Snow season is coming soon. To get the most from your body on the slopes, agility is key. In fact, it's key for every athlete in any sport. Daron Rahlves should know; he's a World Cup ski champion, a motocross racer, and a skicross athlete looking to make his fourth Olympics in 2010. At age 34, Rahlves knows the value of agility.
"For skiing, you need to stay in balance while you're moving around on the hill. Agility is being able to move quickly while staying in balance. It has a lot to do with quickness and power, and is basically one of the skills you most rely on as an athlete," Rahlves says.
He trains by incorporating power into his agility work. "One of the exercises I like to do uses a bench about knee high. You step off the bench and land with two feet, knees flexed. You land in an athletic stance, feet shoulder width apart. Lowering your center of gravity by flexing your knees makes you a lot more stable. As soon as you touch down, you try to explode left or right. Lateral explosion is the most specific agility exercise you can do for skiing," says Rahlves.
Variations on the lateral explosion can be a jump forward or a 180 or 360, which also teaches your muscle memory balance in extreme ranges of motion.
Rahlves says the exercises may seem awkward at first, but he adds, "The more you train, the more natural it will start to feel."
He also uses an exercise called "split jumps" that he got from U. S. ski team athlete Erik Schlopy, explaining, "he was using a big soft gym mat, almost like doing it in sand. You don't want to train on something hard, it will beat you up. You can even do agility training on a trampoline."
For split jumps, start with one leg in front, in the lunge position. Jump up in the air and switch legs, bringing the other leg in front. Always remember, when jumping, land with your knees flexed to avoid shock on your knees and ankles.

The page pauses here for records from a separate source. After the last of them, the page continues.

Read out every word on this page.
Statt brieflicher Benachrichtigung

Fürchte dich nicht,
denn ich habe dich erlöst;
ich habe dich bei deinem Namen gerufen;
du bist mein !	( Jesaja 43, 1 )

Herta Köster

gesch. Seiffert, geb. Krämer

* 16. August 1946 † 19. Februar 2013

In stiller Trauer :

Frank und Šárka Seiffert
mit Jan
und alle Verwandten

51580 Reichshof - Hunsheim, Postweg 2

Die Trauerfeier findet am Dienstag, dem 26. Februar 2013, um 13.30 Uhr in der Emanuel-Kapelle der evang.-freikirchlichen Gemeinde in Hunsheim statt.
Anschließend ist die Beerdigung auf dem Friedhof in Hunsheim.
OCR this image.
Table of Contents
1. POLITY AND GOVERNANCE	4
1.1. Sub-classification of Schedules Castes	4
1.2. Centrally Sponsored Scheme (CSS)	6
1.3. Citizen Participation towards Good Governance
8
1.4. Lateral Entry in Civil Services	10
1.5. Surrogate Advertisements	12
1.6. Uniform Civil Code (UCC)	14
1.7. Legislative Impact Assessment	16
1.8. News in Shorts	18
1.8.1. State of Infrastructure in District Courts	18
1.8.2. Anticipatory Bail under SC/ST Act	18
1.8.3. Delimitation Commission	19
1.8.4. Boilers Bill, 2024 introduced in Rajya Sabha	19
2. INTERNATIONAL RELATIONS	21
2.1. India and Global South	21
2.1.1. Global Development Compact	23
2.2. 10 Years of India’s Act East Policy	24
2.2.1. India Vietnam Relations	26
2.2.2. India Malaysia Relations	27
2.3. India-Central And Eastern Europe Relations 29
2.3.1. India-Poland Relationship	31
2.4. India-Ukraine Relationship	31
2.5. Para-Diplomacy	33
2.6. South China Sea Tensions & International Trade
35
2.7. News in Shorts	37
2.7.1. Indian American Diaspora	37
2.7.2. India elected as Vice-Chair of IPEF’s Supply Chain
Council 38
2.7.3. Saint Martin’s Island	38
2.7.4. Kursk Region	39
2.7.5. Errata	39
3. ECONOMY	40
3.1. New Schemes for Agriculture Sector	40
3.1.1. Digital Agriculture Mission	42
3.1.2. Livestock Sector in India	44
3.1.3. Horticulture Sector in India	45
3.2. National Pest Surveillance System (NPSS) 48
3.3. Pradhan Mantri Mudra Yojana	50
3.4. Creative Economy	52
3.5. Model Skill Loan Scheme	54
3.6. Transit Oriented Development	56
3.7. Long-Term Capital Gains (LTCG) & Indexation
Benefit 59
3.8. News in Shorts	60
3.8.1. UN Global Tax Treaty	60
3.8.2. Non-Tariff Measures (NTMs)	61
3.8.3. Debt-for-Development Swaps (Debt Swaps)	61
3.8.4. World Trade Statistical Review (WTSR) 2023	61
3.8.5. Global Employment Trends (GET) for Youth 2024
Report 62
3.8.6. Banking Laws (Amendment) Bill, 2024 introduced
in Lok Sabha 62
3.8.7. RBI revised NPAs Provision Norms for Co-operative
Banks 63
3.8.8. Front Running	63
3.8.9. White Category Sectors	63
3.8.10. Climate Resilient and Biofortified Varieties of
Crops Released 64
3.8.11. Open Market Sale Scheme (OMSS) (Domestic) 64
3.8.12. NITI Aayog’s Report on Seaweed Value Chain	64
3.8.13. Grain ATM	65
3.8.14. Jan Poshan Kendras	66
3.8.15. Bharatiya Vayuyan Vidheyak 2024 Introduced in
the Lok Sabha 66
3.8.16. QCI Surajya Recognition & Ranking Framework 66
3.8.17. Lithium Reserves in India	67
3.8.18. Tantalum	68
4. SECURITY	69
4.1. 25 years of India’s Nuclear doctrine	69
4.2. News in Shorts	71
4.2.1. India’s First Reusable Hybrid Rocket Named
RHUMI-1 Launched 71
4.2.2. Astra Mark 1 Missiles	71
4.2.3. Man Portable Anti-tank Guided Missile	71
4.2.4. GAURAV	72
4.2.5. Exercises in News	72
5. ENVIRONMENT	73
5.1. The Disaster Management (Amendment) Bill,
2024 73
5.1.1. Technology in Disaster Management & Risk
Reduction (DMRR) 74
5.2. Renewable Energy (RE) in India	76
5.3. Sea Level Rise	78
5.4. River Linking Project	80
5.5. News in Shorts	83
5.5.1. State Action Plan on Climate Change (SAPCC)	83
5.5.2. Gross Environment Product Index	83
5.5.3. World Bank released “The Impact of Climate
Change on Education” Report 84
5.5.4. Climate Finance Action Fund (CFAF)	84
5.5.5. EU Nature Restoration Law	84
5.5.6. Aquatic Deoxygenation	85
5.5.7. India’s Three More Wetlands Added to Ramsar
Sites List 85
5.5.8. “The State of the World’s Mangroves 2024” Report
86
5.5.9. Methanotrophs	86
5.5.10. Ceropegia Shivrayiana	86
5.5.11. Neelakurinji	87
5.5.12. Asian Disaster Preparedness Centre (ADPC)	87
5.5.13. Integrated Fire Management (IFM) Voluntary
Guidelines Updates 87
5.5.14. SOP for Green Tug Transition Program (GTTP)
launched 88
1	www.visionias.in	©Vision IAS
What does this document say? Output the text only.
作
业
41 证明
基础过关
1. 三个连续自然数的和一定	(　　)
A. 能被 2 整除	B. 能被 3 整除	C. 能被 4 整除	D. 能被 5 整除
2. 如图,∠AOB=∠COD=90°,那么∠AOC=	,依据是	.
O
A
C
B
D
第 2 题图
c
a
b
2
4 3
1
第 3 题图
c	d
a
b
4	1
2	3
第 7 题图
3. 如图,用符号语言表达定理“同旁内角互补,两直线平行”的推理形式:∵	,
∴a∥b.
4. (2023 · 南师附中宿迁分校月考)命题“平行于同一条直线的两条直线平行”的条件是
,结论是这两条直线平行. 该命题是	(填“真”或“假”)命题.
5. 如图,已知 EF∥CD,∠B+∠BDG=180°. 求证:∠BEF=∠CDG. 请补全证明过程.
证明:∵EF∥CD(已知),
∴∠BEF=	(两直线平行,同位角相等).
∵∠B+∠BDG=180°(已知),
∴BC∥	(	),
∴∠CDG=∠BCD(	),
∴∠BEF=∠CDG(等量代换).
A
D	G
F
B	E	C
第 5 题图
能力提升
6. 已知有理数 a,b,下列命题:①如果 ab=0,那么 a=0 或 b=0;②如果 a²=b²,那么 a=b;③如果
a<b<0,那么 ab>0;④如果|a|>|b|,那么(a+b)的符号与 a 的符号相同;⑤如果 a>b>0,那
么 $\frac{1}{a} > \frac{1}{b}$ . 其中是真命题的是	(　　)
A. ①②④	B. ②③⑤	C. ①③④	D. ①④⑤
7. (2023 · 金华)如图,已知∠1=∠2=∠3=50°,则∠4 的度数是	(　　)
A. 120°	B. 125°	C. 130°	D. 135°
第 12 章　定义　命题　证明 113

Rahlves says, "I'm always looking for ways to maximize my time, so I concentrate on any agility exercise that involves power. A good one is one-legged jumps. Another is squat jumps with weight, where you put a bar on your back, do a squat, and then jump up. That takes strength as well as agility, because you are trying to be explosive and you use quick movements. Squat jumps are really helpful for ski racers, because skiing is all about bracing against gravity and against the forces you create when you ski."
He also suggests incorporating agility into regular activities. "Even when you go for a walk in the woods, jump over logs and from rock to rock. I like to take my dogs running, they get me out more than I'd normally go."
His two huskies, Chevy and Streif, help him speed up his outdoor agility work. If you have to use city streets rather than woodsy areas, use walking on low cement curbs, or trying to walk fast on the curb of a sidewalk. Walk while jumping up on a bench and down again without stopping.
Rahlves also suggests playing different sports where you can use your feet to incorporate agility, such as soccer. Soccer is especially helpful for ski racers, and U. S. ski team athletes use it as cross training.
His biggest piece of advice? "Keep it simple, and get the fun across. It all comes down to having fun. Do the exercises you enjoy and vary them to keep it fresh."